La voix du commandant de bord grésilla dans les haut-parleurs: les conditions météorologiques au sol étaient relativement difficiles, mais la faible quantité de kérosène dans les réservoirs les obligeait à atterrir. Il demanda à l'équipage navigant de s'asseoir et convoqua le chef de cabine au poste de pilotage. Il raccrocha son micro. La mine forcée de l'hôtesse de l'air de la première classe valait bien un oscar: aucune actrice au monde n'aurait su composer le sourire à la Charlie Brown qu'elle accrocha à la commissure de ses lèvres. La vieille dame assise à côté de Lucas et qui ne parvenait plus à contrôler sa peur agrippa son poignet. Lucas fut amusé par la moiteur de sa main et le léger tremblement qui l'agitait. La carlingue était malmenée par une série de secousses plus violentes les unes que les autres. Le métal semblait souffrir autant que les passagers. Par le hublot on pouvait voir les ailes de l'appareil osciller au maximum de l'amplitude prévue par les ingénieurs de Boeing.

– Pourquoi la chef de cabine est convoquée? demanda la vieille dame, au bord des larmes.

– Pour faire un canard dans le café du commandant de bord! répondit Lucas, rayonnant. Vous avez la trouille?

– Plus que ça, je crois. Je vais prier pour notre salut!

– Ah! mais arrêtez-moi ça tout de suite! Bienheureuse, gardez donc cette angoisse, c'est très bon pour votre santé! L'adrénaline, ça décrasse tout. C'est le déboucheur liquide du circuit sanguin et puis ça fait travailler votre cœur. Vous êtes en train de gagner deux années de vie!

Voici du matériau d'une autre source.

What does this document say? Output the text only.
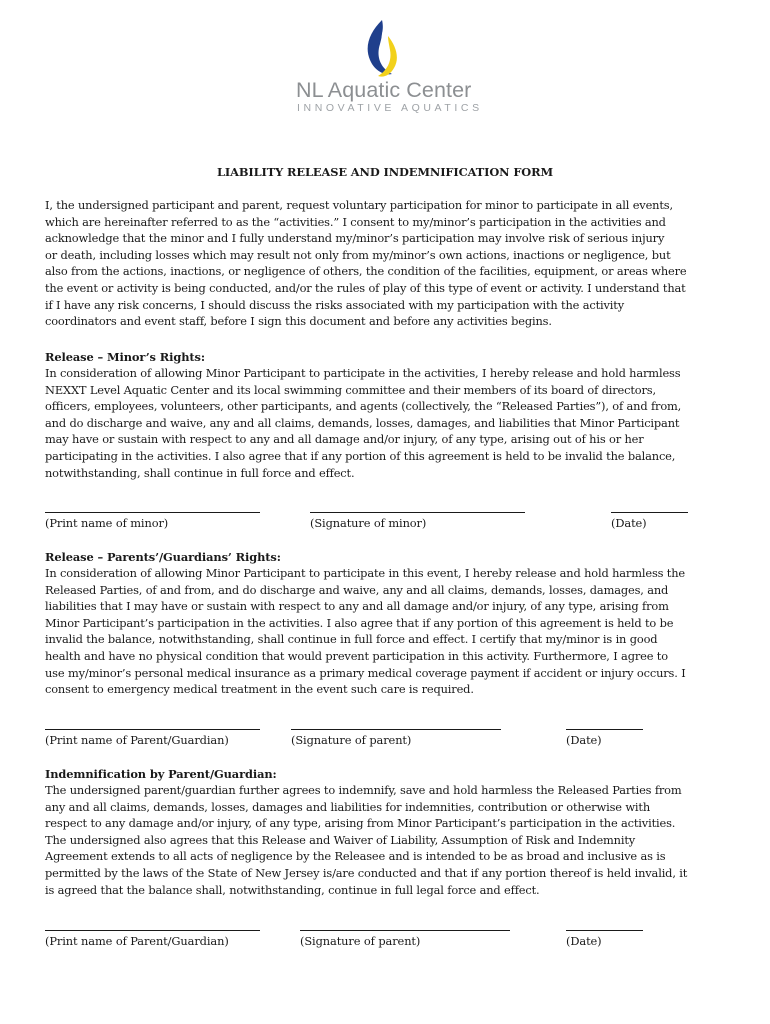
NL Aquatic Center
INNOVATIVE AQUATICS
LIABILITY RELEASE AND INDEMNIFICATION FORM
I, the undersigned participant and parent, request voluntary participation for minor to participate in all events,
which are hereinafter referred to as the “activities.” I consent to my/minor’s participation in the activities and
acknowledge that the minor and I fully understand my/minor’s participation may involve risk of serious injury
or death, including losses which may result not only from my/minor’s own actions, inactions or negligence, but
also from the actions, inactions, or negligence of others, the condition of the facilities, equipment, or areas where
the event or activity is being conducted, and/or the rules of play of this type of event or activity. I understand that
if I have any risk concerns, I should discuss the risks associated with my participation with the activity
coordinators and event staff, before I sign this document and before any activities begins.
Release – Minor’s Rights:
In consideration of allowing Minor Participant to participate in the activities, I hereby release and hold harmless
NEXXT Level Aquatic Center and its local swimming committee and their members of its board of directors,
officers, employees, volunteers, other participants, and agents (collectively, the “Released Parties”), of and from,
and do discharge and waive, any and all claims, demands, losses, damages, and liabilities that Minor Participant
may have or sustain with respect to any and all damage and/or injury, of any type, arising out of his or her
participating in the activities. I also agree that if any portion of this agreement is held to be invalid the balance,
notwithstanding, shall continue in full force and effect.
(Print name of minor)	(Signature of minor)	(Date)
Release – Parents’/Guardians’ Rights:
In consideration of allowing Minor Participant to participate in this event, I hereby release and hold harmless the
Released Parties, of and from, and do discharge and waive, any and all claims, demands, losses, damages, and
liabilities that I may have or sustain with respect to any and all damage and/or injury, of any type, arising from
Minor Participant’s participation in the activities. I also agree that if any portion of this agreement is held to be
invalid the balance, notwithstanding, shall continue in full force and effect. I certify that my/minor is in good
health and have no physical condition that would prevent participation in this activity. Furthermore, I agree to
use my/minor’s personal medical insurance as a primary medical coverage payment if accident or injury occurs. I
consent to emergency medical treatment in the event such care is required.
(Print name of Parent/Guardian)	(Signature of parent)	(Date)
Indemnification by Parent/Guardian:
The undersigned parent/guardian further agrees to indemnify, save and hold harmless the Released Parties from
any and all claims, demands, losses, damages and liabilities for indemnities, contribution or otherwise with
respect to any damage and/or injury, of any type, arising from Minor Participant’s participation in the activities.
The undersigned also agrees that this Release and Waiver of Liability, Assumption of Risk and Indemnity
Agreement extends to all acts of negligence by the Releasee and is intended to be as broad and inclusive as is
permitted by the laws of the State of New Jersey is/are conducted and that if any portion thereof is held invalid, it
is agreed that the balance shall, notwithstanding, continue in full legal force and effect.
(Print name of Parent/Guardian)	(Signature of parent)	(Date)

Vingt-quatre mois d'abonnement à l'œil, c'est toujours ça de pris, même si à voir votre mine les programmes ne doivent pas être folichons!

La bouche trop sèche pour parler, la passagère essuya d'un revers de la main des gouttes de sueur à son front. Dans sa poitrine le cœur s'était emballé, sa respiration devenait difficile et une multitude de petites étoiles scintillantes venaient troubler sa vue. Lucas, amusé, lui tapota amicalement le genou.